The most prominent of these is his part in Denis Villeneuve’s Dune. It’s a blockbuster but a prestige one, and a franchise film but a strange one, based on Frank Herbert’s feverish space opera about galactic factions warring over a mind-altering, interstellar-travel-enabling narcotic. Chalamet is genuinely good as Paul Atreides, a space lord’s son who has been engineered to be a messiah but is deeply ambivalent about the prospect. Chalamet understands that the part is half-posing; two of the movie’s most enduring images are of the knife-handed salute he gives before a duel in the desert and of him wearing a futuristic trench coat as he takes one last walk along the beach on his home planet. But he brings an emotional realism to an otherworldly context, homing in on the small beats rather than emphasizing the character’s more swashbuckling aspects.
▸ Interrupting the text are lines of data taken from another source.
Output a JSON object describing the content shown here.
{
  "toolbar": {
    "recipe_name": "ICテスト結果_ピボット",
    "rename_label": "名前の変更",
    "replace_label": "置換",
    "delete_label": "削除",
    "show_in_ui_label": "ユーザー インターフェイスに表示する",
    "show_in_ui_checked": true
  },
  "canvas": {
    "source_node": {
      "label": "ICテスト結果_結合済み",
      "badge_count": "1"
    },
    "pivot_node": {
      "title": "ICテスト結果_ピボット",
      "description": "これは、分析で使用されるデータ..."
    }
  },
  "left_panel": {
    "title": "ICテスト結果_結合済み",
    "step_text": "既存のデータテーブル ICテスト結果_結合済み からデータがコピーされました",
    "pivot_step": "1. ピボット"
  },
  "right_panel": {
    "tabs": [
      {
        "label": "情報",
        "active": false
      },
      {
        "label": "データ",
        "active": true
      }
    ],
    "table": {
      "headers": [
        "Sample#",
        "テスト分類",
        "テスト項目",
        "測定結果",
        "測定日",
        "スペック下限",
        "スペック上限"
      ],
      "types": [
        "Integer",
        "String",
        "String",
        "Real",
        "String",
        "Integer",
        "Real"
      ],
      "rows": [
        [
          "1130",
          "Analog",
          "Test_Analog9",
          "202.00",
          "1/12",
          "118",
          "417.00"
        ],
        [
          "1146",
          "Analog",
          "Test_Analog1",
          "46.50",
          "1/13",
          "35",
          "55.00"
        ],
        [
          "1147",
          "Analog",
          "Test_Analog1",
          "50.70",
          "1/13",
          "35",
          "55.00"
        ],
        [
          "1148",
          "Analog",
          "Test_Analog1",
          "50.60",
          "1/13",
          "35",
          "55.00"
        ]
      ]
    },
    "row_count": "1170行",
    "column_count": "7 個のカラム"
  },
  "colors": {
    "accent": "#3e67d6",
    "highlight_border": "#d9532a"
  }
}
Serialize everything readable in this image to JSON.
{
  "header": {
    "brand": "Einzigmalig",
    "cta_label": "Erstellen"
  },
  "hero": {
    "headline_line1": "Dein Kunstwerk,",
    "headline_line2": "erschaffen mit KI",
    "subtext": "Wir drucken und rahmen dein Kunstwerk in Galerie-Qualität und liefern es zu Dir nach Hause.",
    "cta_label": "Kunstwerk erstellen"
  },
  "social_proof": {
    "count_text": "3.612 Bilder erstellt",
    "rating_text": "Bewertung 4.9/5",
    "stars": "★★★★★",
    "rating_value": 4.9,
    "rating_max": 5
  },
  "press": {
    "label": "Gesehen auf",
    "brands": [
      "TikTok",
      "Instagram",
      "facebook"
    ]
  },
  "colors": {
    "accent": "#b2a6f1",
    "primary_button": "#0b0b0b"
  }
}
Early in the film, he and Oscar Isaac, who plays his father, walk among the graves of the Atreides ancestors and discuss their doubts about leadership. Chalamet’s open, vulnerable expression as Paul’s father reassures him that he’ll always have his love sets up the weight of the loss he will later experience.
It’s easy to consider Chalamet’s potential but difficult to predict what he’ll be able to do with it. Even if Chalamet has the stuff, it’s useless without the buy-in of a blinkered and unadventurous industry, which has spent recent years strategizing to turn franchises, rather than stars, into the thing that lures people out to theaters. Celebrity persists, but movie stardom — the state of being someone people want to see on a big screen because that’s the only screen size that fits — seems more and more like a kingdom that’s closing off. There’s no better evidence of that than Wonka, in which Chalamet becomes the third actor to play chocolatier Willy Wonka onscreen. A musical prequel to Charlie and the Chocolate Factory isn’t an obvious next step for one of the industry’s anointed heirs, even though the director is Paul King of the universally beloved Paddington films. The trailers play strangely coy about Wonka being a musical, and it’s clear the studios feel lost, whether Chalamet knows what he’s doing or not.
Back in February, National Research Group conducted a survey about the actors people would come out to see in theaters, and the only performer under the age of 40 who ranked in the top 20 was the then-39-year-old Chris Hemsworth. Chalamet was way down at No. 94, a rank that feels less important than the fact that he was one of only four actors on the list under the age of 30. Hollywood has shown so little interest in cultivating movie stars that actors have taken the task up themselves — like Glen Powell, who has “It” and knows it and who basically staged his 2023 as a defense of the thesis that he should be the next great leading man. Chalamet seems far less certain of the kind of leading man he sees himself becoming, going from Wonka to a young Bob Dylan in James Mangold’s upcoming biopic. What he needs, more than anything, is his answer to Scorsese — a creative partnership with someone who sees him as more than a repository for untapped promise.